Recently, lamivudine was approved to treat chronic HBV infection (11, 16, 18). Lamivudine is a dideoxycytidine analogue that is active against human immunodeficiency virus (HIV) and HBV (7, 12). It is also shown that lamivudine triphosphate acts as a chain terminator against viral DNA synthesis (5, 37). However, prolonged lamivudine treatment results in the emergence of lamivudine-resistant HBV mutants in 17 to 46% of patients treated for 1 year and more than 50% of patients within 2 years of treatment (1, 11, 16, 20). The emergence of drug-resistant HBV emphasizes the need to develop other antiviral agents and therapeutic strategies. One of the candidates, adefovir dipivoxil, which is an oral prodrug of adefovir (PMEA) and is active against HIV and HBV replication (15, 27, 36), is now in phase III clinical trials to treat HBV infection (31). Although adefovir dipivoxil is suggested to be active against lamivudine-resistant HBV strains (9, 10, 22, 24), nephrotoxicity, characterized by changes in renal function laboratory markers, is observed among HIV patients treated long-term with adefovir dipivoxil (21).
We synthesized more than 100 derivatives of phosphonomethoxyethylpurine and evaluated anti-HBV activity. The absorbability of test compounds was also examined using ex vivo samples from mice and rats given the drug orally (34). Finally, we found 2-amino-6-arylthio-9-phosphonomethoxyethylpurine bis(2,2,2-trifluoroethyl) ester derivatives that showed high antiviral activity and apparent absorption in the animals. In this report, we evaluated the in vitro antiviral properties of MCC-478, 2-amino-6-(4-methoxyphenylthio)-9-[2-(phosphonomethoxy)ethyl]purine bis(2,2,2-trifluoroethyl) ester. Since the bis(2,2,2-trifluoroethyl) ester group was used to improve the oral bioavailability of the phosphonomethoxyethylpurine derivatives and might be hydrolyzed in vivo to give its monoester and free phosphonic acid, the monoester and free phosphonic acid derivatives of MCC-478 were also tested. In order to investigate the toxicological profile of MCC-478, cytotoxicity and reduction of the mitochondrial DNA content was evaluated.
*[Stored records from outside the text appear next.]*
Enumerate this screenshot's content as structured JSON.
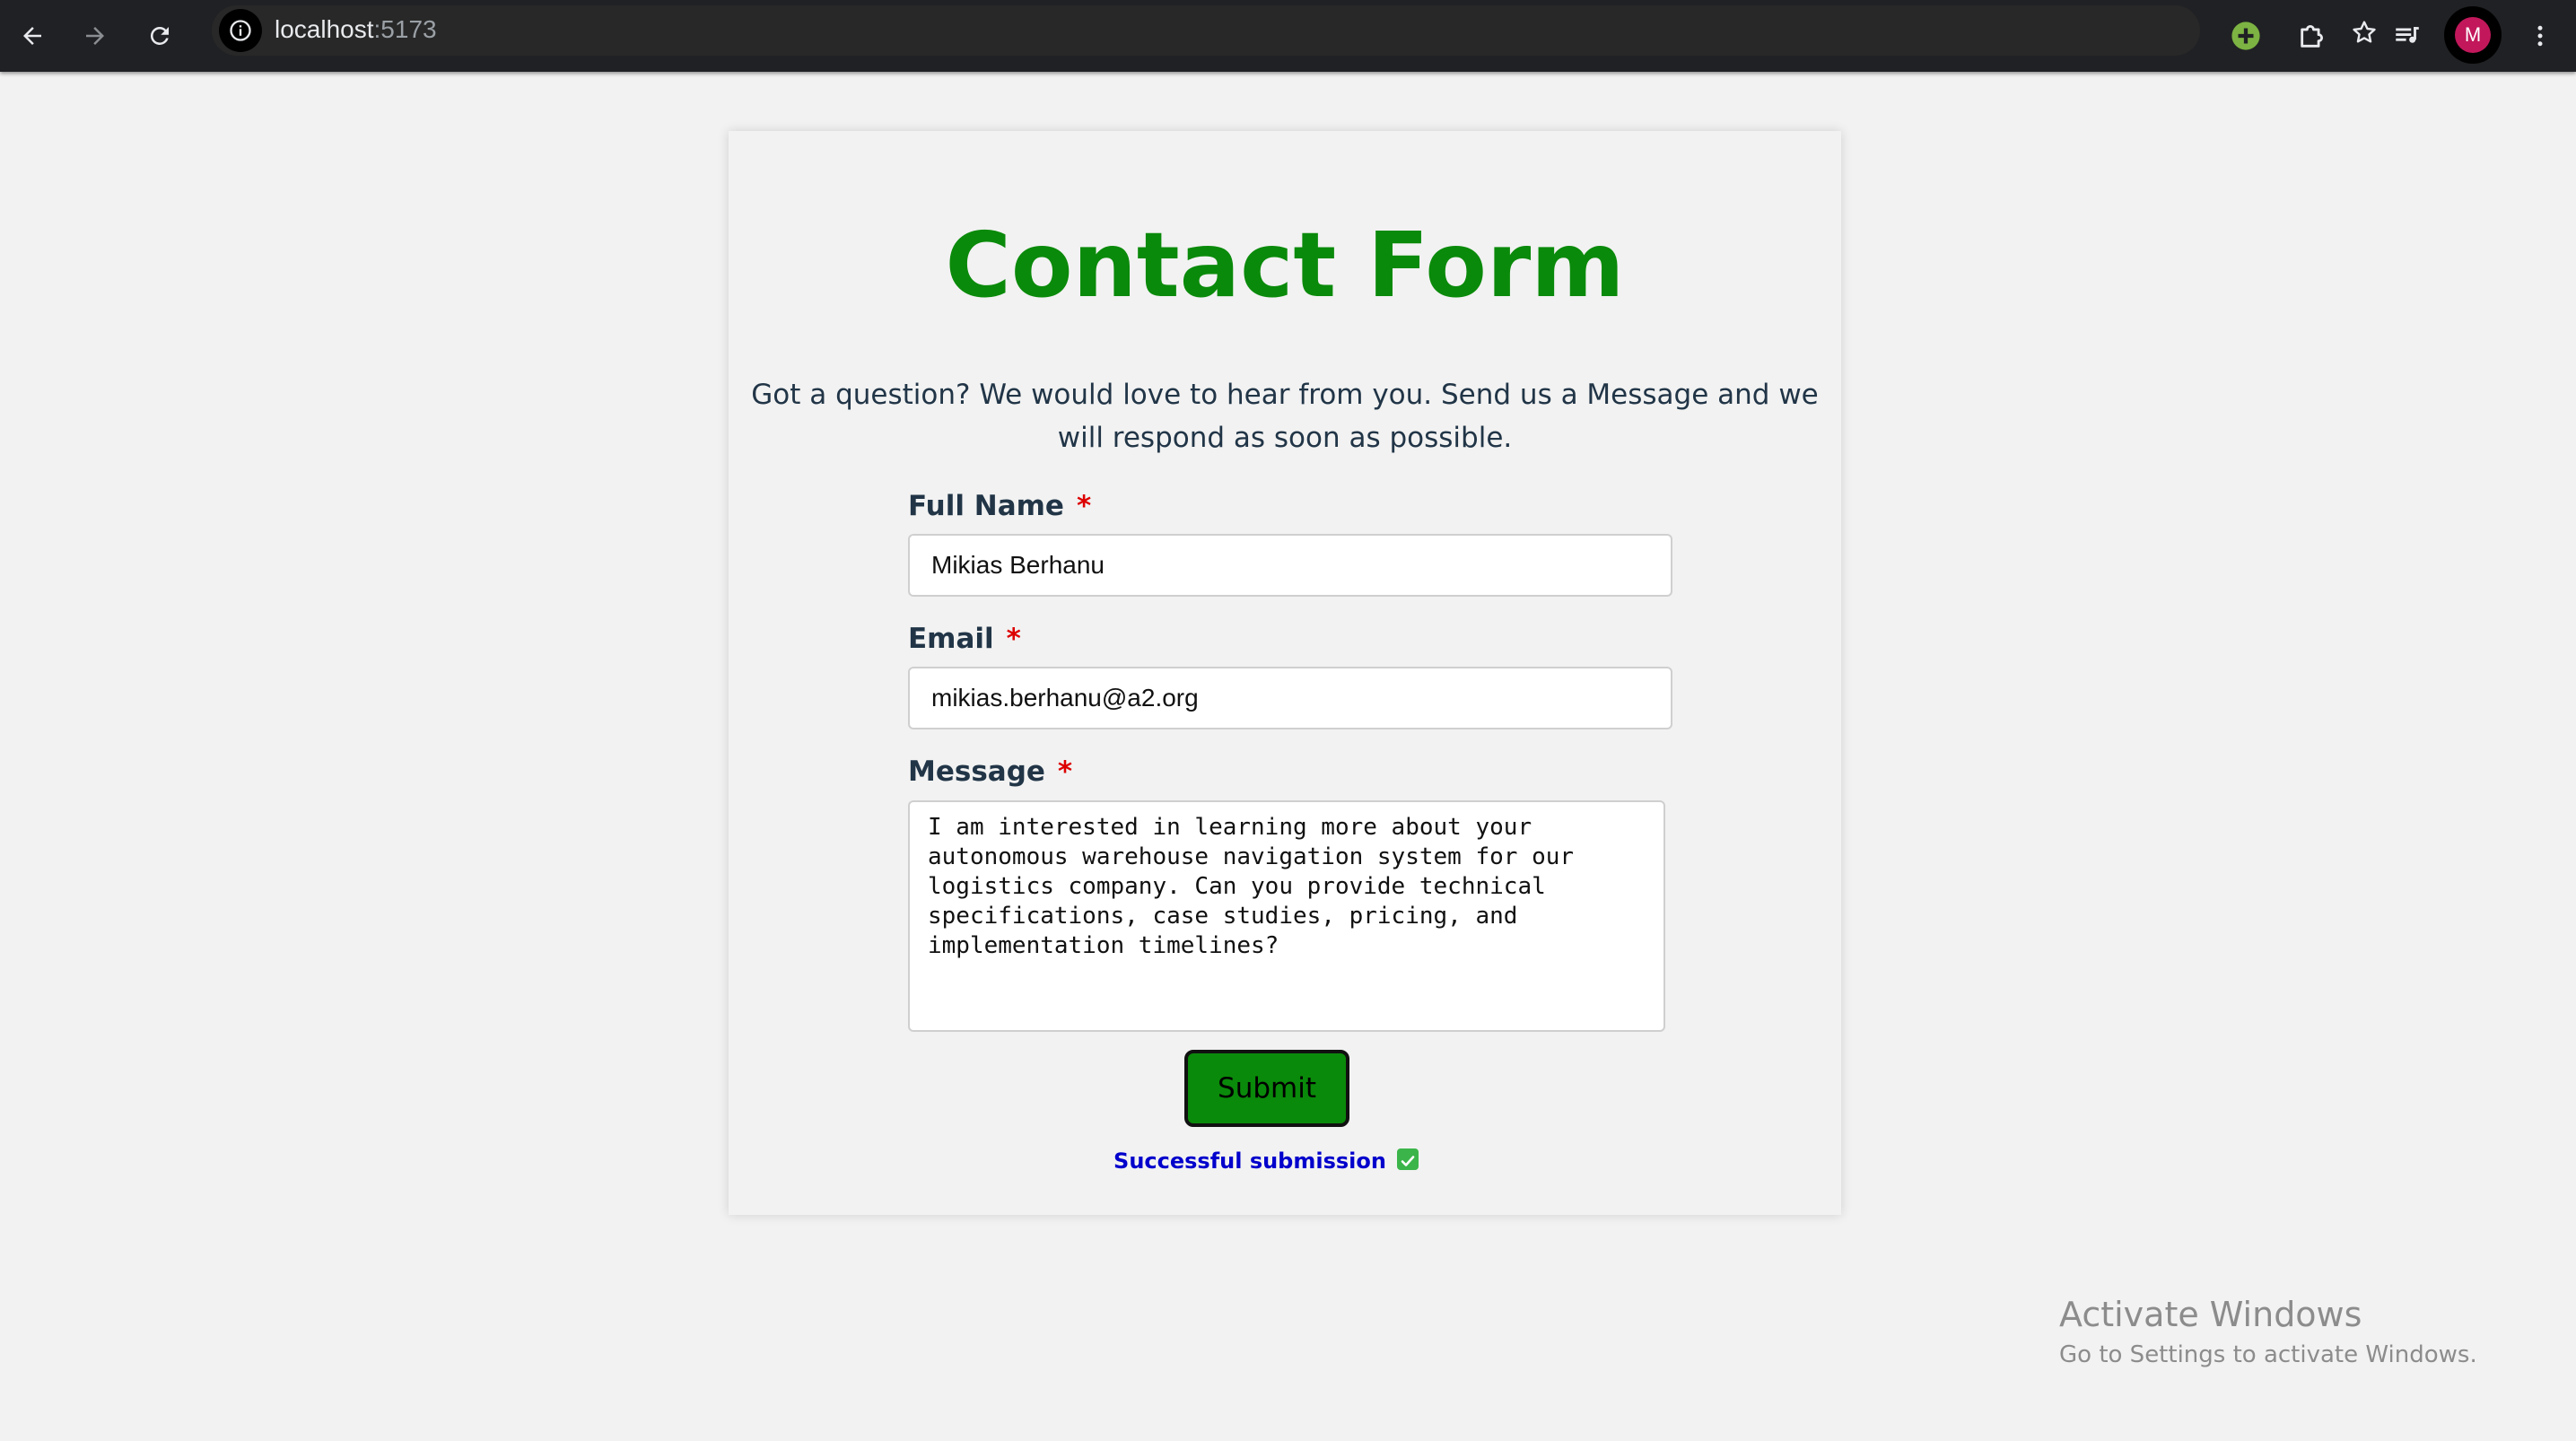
{
  "browser": {
    "url_host": "localhost",
    "url_port": ":5173",
    "avatar_initial": "M",
    "icons": {
      "back": "arrow-left-icon",
      "forward": "arrow-right-icon",
      "reload": "reload-icon",
      "site_info": "info-icon",
      "bookmark": "star-icon",
      "extension_green": "plus-circle-icon",
      "extensions": "puzzle-icon",
      "media": "queue-music-icon",
      "menu": "kebab-menu-icon"
    },
    "colors": {
      "chrome_bg": "#202124",
      "avatar_bg": "#c2185b",
      "extension_green": "#7cb342"
    }
  },
  "form": {
    "title": "Contact Form",
    "intro": "Got a question? We would love to hear from you. Send us a Message and we will respond as soon as possible.",
    "required_marker": "*",
    "full_name": {
      "label": "Full Name",
      "value": "Mikias Berhanu"
    },
    "email": {
      "label": "Email",
      "value": "mikias.berhanu@a2.org"
    },
    "message": {
      "label": "Message",
      "value": "I am interested in learning more about your\nautonomous warehouse navigation system for our\nlogistics company. Can you provide technical\nspecifications, case studies, pricing, and\nimplementation timelines?"
    },
    "submit_label": "Submit",
    "status_text": "Successful submission",
    "status_icon": "check-box-icon",
    "colors": {
      "title": "#0a8a0a",
      "button": "#0a8a0a",
      "required": "#dd0000",
      "status": "#0000cc",
      "text": "#213547"
    }
  },
  "watermark": {
    "line1": "Activate Windows",
    "line2": "Go to Settings to activate Windows."
  }
}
It was shown that MCC-478 is a potent inhibitor of HBV replication, and its antiviral profile is specific to HBV.
MATERIALS AND METHODS
Compounds.
The following test compounds were chemically synthesized at Mitsubishi Pharma Corporation: MCC-478 (2-amino-6-(4-methoxyphenylthio)-9-[2-(phosphonomethoxy)ethyl]purine bis(2,2,2-trifluoroethyl) ester), monoester derivative 1 (M-1) (2-amino-6-(4-methoxyphenylthio)-9-[2-(phosphonomethoxy)ethyl]purine 2,2,2-trifluoroethyl ester), free phosphonic acid derivative 1 (F-1) (2-amino-6-(4-methoxyphenylthio)-9-[2-(phosphonomethoxy)ethyl]purine), and monoester derivative 2 (M-2) (2-amino-6-(4-hydroxyphenylthio)-9-[2-(phosphonomethoxy)ethyl]purine 2,2,2-trifluoroethyl ester). PMEA (9-[2-(phosphonomethoxy)ethyl]adenine) was synthesized by the method of Holy and Rosenberg (15). Lamivudine was extracted and purified from tablets of Epivir (GlaxoWellcome). Epivir tablets (60 150-mg tablets) were ground and extracted with hot methanol. Silica gel was added to this methanol solution, and the resultant slurry was stirred for 30 min. Methanol was removed by evaporation, and the residue was transferred to a silica gel column. The desired material was eluted with a 9:1 mixture of chloroform-methanol. The eluate was concentrated and dissolved in methanol-toluene to produce crystals of lamivudine. The yield was 8.14 g. The structure was identified with proton nuclear magnetic resonance, and the purity (>99%) was checked by thin-layer chromatography, high-pressure liquid chromatography, and measurement of optical rotation. The structures of MCC-478, M-1, M-2, F-1, and PMEA are shown in Fig. 1.
FIG. 1.
Chemical structures of MCC-478 and its metabolites in vivo.
Cell culture.
HB611 (32), a stably transfected cell line which contains three copies of the HBV genome in tandem in its chromosome, and HuH-6, a parent cell line, were kindly provided by K. Matsubara (Institute for Molecular and Cellular Biology, Osaka University, Osaka, Japan; now at the Department of Molecular Biology, Nara Institute of Science and Technology, Nara, Japan). HB611 cells were maintained in Dulbecco's modified Eagle's medium (DMEM) supplemented with 0.2 mg of Geneticin (GibcoBRL) per ml and 10% fetal calf serum (FCS). HuH-6 cells were maintained in DMEM supplemented with 10% FCS. HepG2 cells were obtained from Dainippon Pharmaceuticals (Osaka, Japan) and maintained in MEM supplemented with nonessential amino acids, 1 mM sodium pyruvate, and 10% FCS. All cell lines were cultured at 37°C with 5% CO2.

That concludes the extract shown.